PREMIUM TIMES reported how the Borno State Governor, Babagana Zulum, blamed the military for the attack.

“We have made repeated plea to the military to re-establish a base in Auno since it is one of the flashpoints of the Boko Haram, but nothing has been done to that effect,” the governor said.

On Wednesday, the president was accompanied by the defence minister, the National Security Adviser, the governors of Imo and Cross River states, Hope Uzodimma and Ben Ayade, and other federal government officials.

Mr Buhari was immediately driven into Maiduguri town amidst tight security mounted by the army and the police.

During the visit, Mr Buhari told the Maiduguri residents that his government was committed to improving the security in Borno State.

“I assure you that improvement in security will be pursued vigorously,” Mr Buhari was quoted as saying by Garba Shehu.

Read Mr Shehu’s full statement below.

More proactive and decisive measures are to be taken by the Federal Government to put an end to the Boko Haram menace in the country once and for all.

President Muhammadu Buhari who gave the assurance in Maiduguri during a sympathy visit however maintained that intelligence sharing and synergy between law enforcement agencies and the civil populace are critical towards achieving the objectives.

“I assure you that improvement in security will be pursued vigorously. The military will work harder and strategise with tactics to deal with the insurgents. This is however not possible without good intelligence and cooperation with local community leaders.

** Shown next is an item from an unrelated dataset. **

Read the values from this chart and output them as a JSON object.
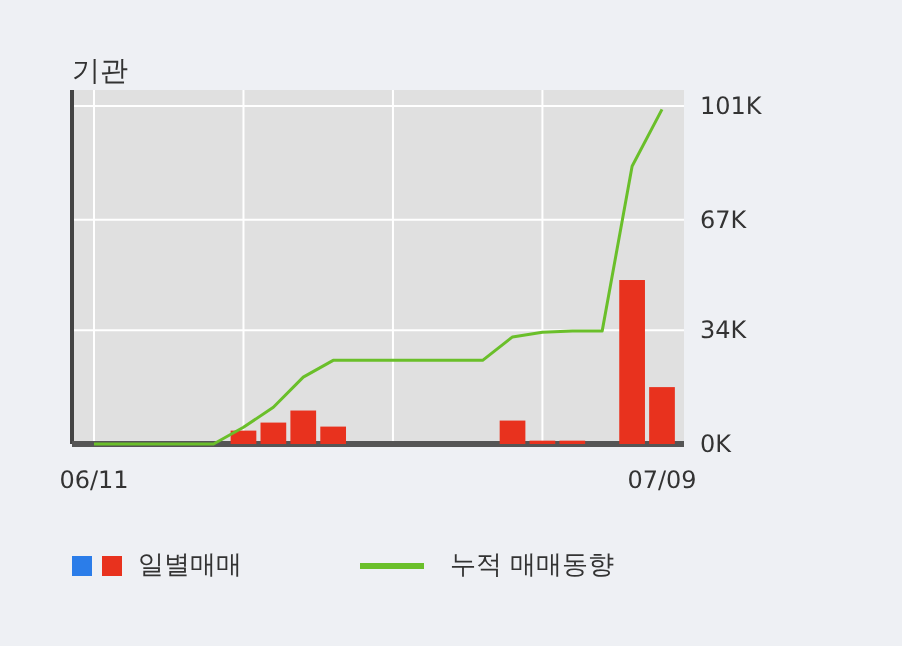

“Boko Haram cannot come up to Maiduguri or environs without the local leadership knowing because traditionally, the local leadership is in charge of security in their own respective areas.

“I want to call on the leadership at various levels to cooperate with law enforcement agencies and let us deny Boko Haram access to our loyal citizens,” the President said.

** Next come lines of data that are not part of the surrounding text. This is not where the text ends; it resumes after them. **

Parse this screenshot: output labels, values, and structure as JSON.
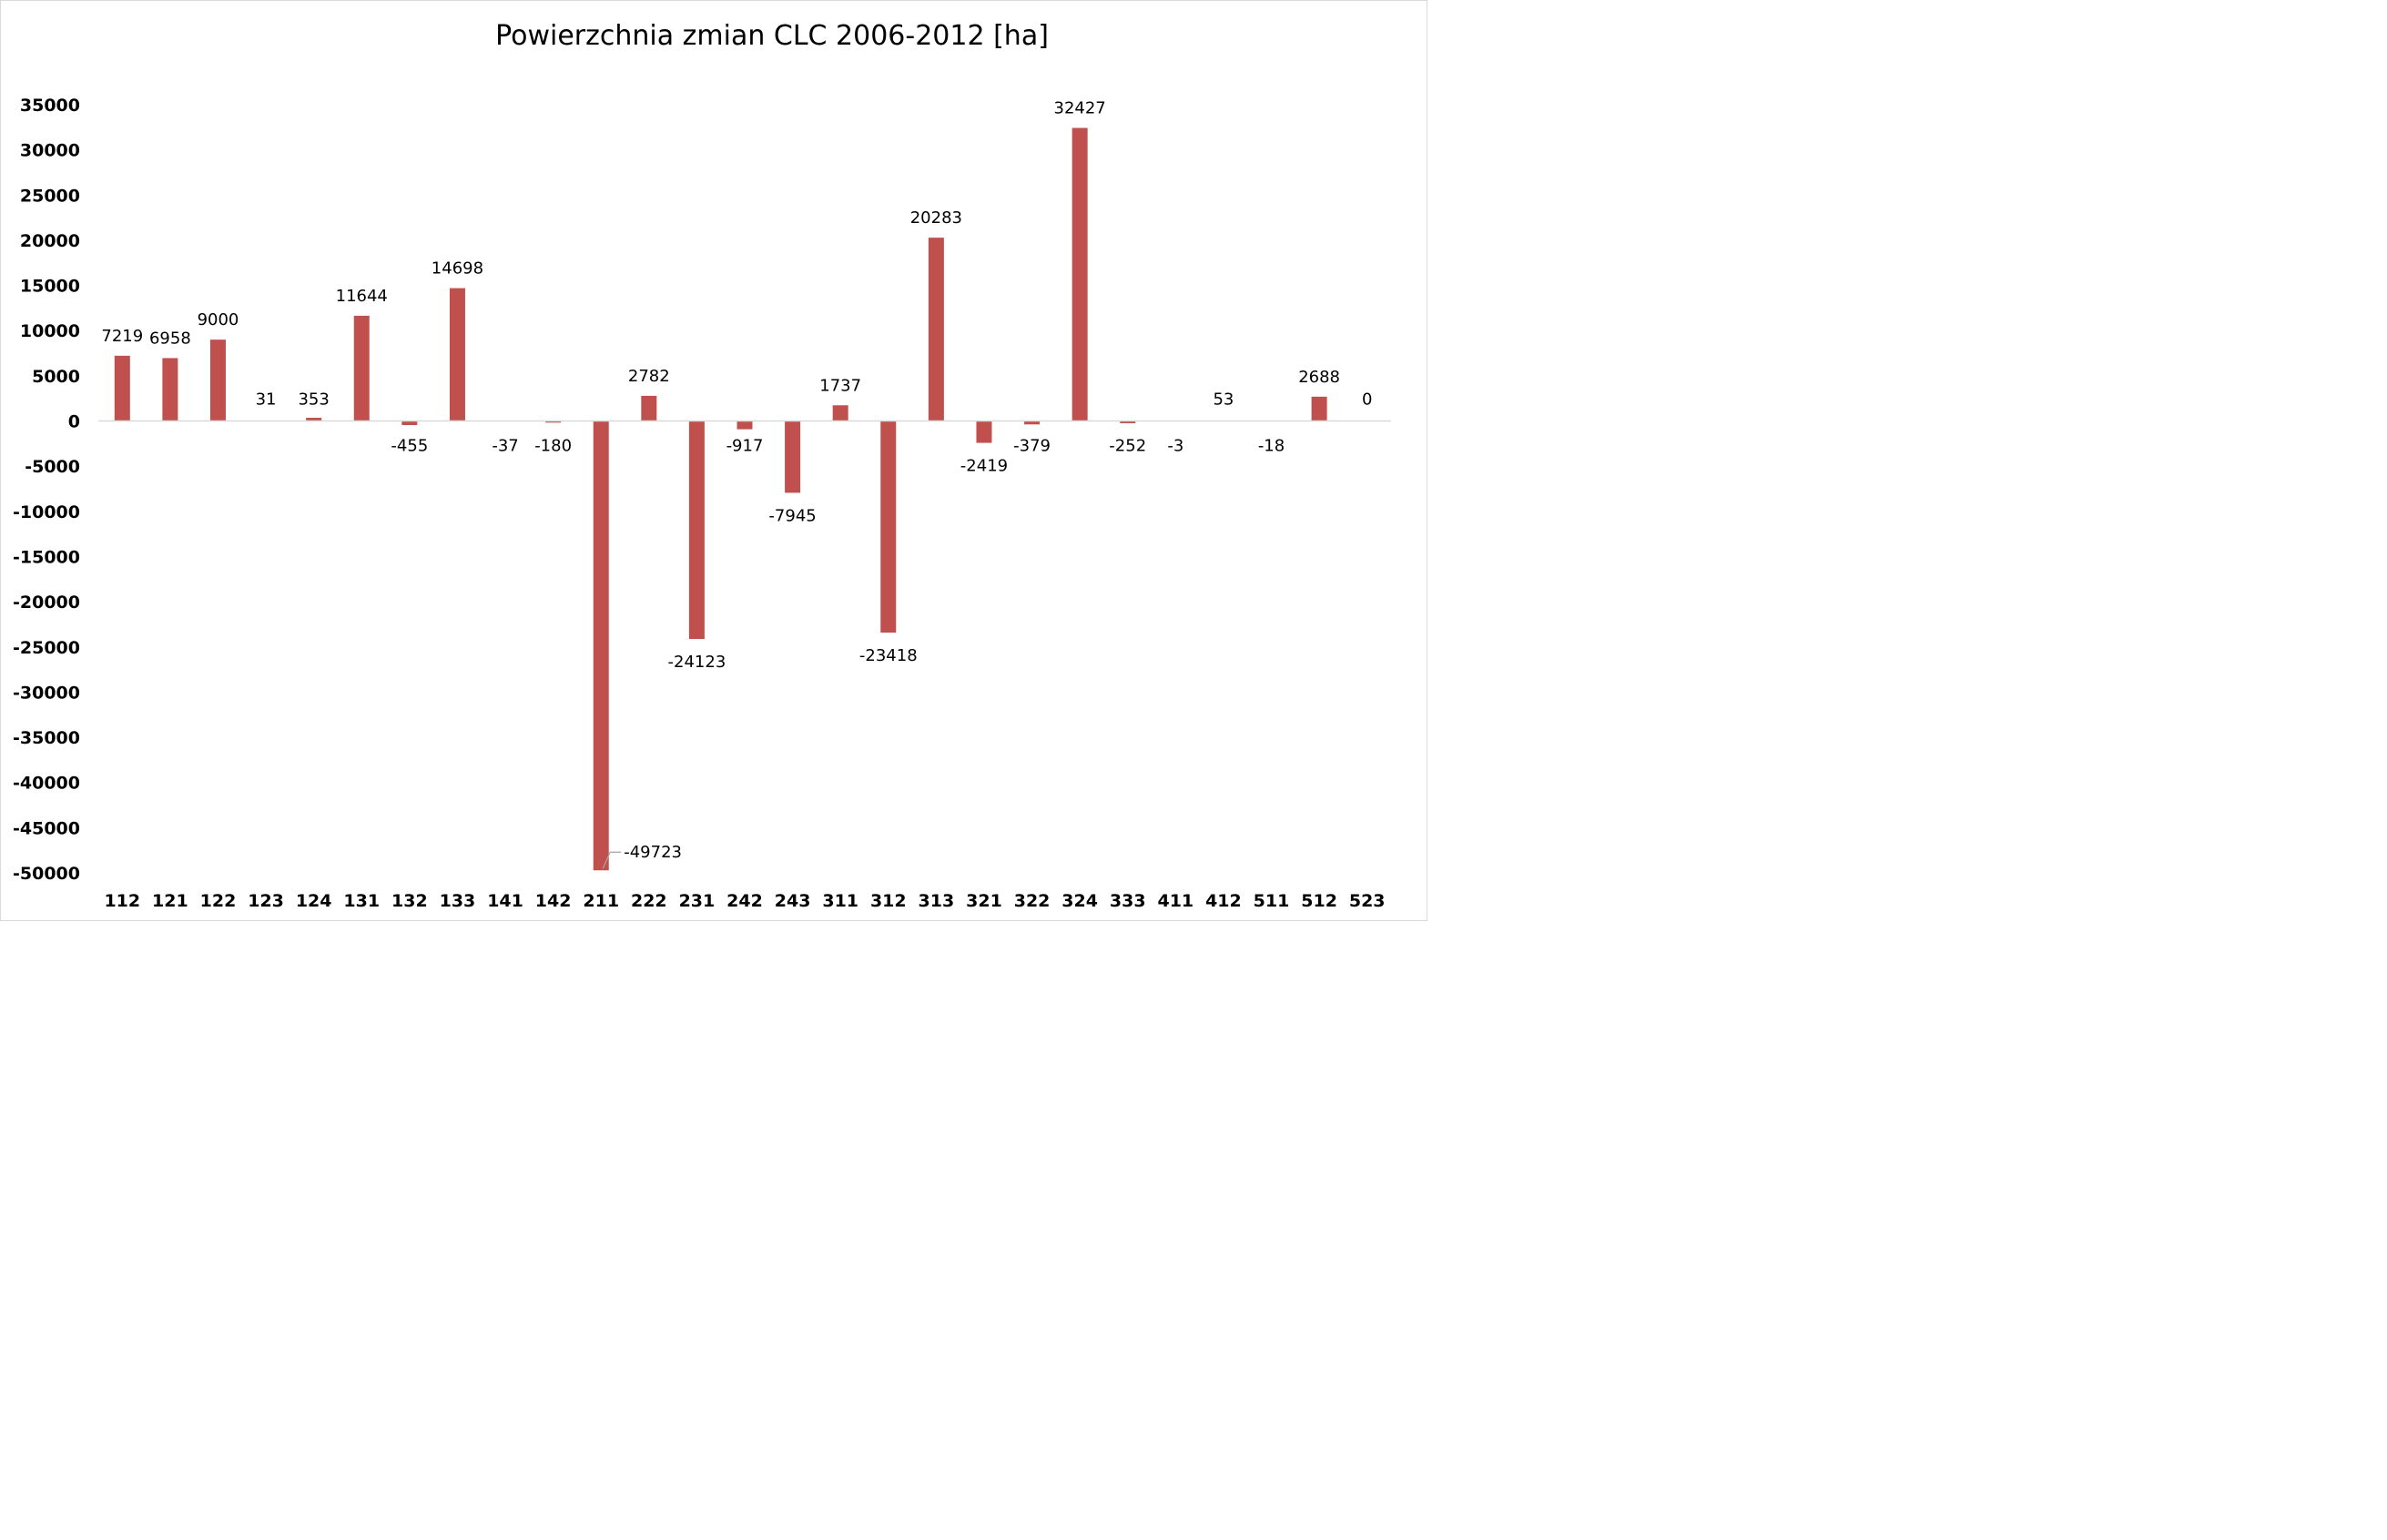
{
  "chart_data": {
    "type": "bar",
    "title": "Powierzchnia zmian CLC 2006-2012 [ha]",
    "xlabel": "",
    "ylabel": "",
    "ylim": [
      -50000,
      35000
    ],
    "yticks": [
      35000,
      30000,
      25000,
      20000,
      15000,
      10000,
      5000,
      0,
      -5000,
      -10000,
      -15000,
      -20000,
      -25000,
      -30000,
      -35000,
      -40000,
      -45000,
      -50000
    ],
    "categories": [
      "112",
      "121",
      "122",
      "123",
      "124",
      "131",
      "132",
      "133",
      "141",
      "142",
      "211",
      "222",
      "231",
      "242",
      "243",
      "311",
      "312",
      "313",
      "321",
      "322",
      "324",
      "333",
      "411",
      "412",
      "511",
      "512",
      "523"
    ],
    "values": [
      7219,
      6958,
      9000,
      31,
      353,
      11644,
      -455,
      14698,
      -37,
      -180,
      -49723,
      2782,
      -24123,
      -917,
      -7945,
      1737,
      -23418,
      20283,
      -2419,
      -379,
      32427,
      -252,
      -3,
      53,
      -18,
      2688,
      0
    ],
    "data_labels": [
      "7219",
      "6958",
      "9000",
      "31",
      "353",
      "11644",
      "-455",
      "14698",
      "-37",
      "-180",
      "-49723",
      "2782",
      "-24123",
      "-917",
      "-7945",
      "1737",
      "-23418",
      "20283",
      "-2419",
      "-379",
      "32427",
      "-252",
      "-3",
      "53",
      "-18",
      "2688",
      "0"
    ],
    "grid": false,
    "legend": "none",
    "colors": {
      "bar": "#c0504d",
      "axis": "#d9d9d9",
      "text": "#000000"
    }
  }
}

“We will do our best and I hope history will be kind to us; to recall what was on the ground when we came and what will be on the ground when we leave,” he added.

President Buhari, who was at the palace of the Shehu of Borno, His Royal Highness Abubakar Ibn Umar Gabai, accompanied by the state Governor, Babagana Umara Zulum, sympathised with him and other victims of the attack, prayed for the repose of the soul of the victims.

In his remarks, Governor Zulum thanked the President for identifying with the state in these trying times. He praised the efforts of the military so far, wondering why some people would be comparing the security situation now with what obtained before the Buhari administration came on board:
“Roads were closed, there were sporadic bombings everywhere even within the metropolis. Close to 20 local government areas were under Boko Haram. We are surprised that there seems to be resurgence in 2019.”

He tasked the military to borrow from their successes especially between 2015 and 2017, take the battle to the insurgents and push them to the fringes of Lake Chad.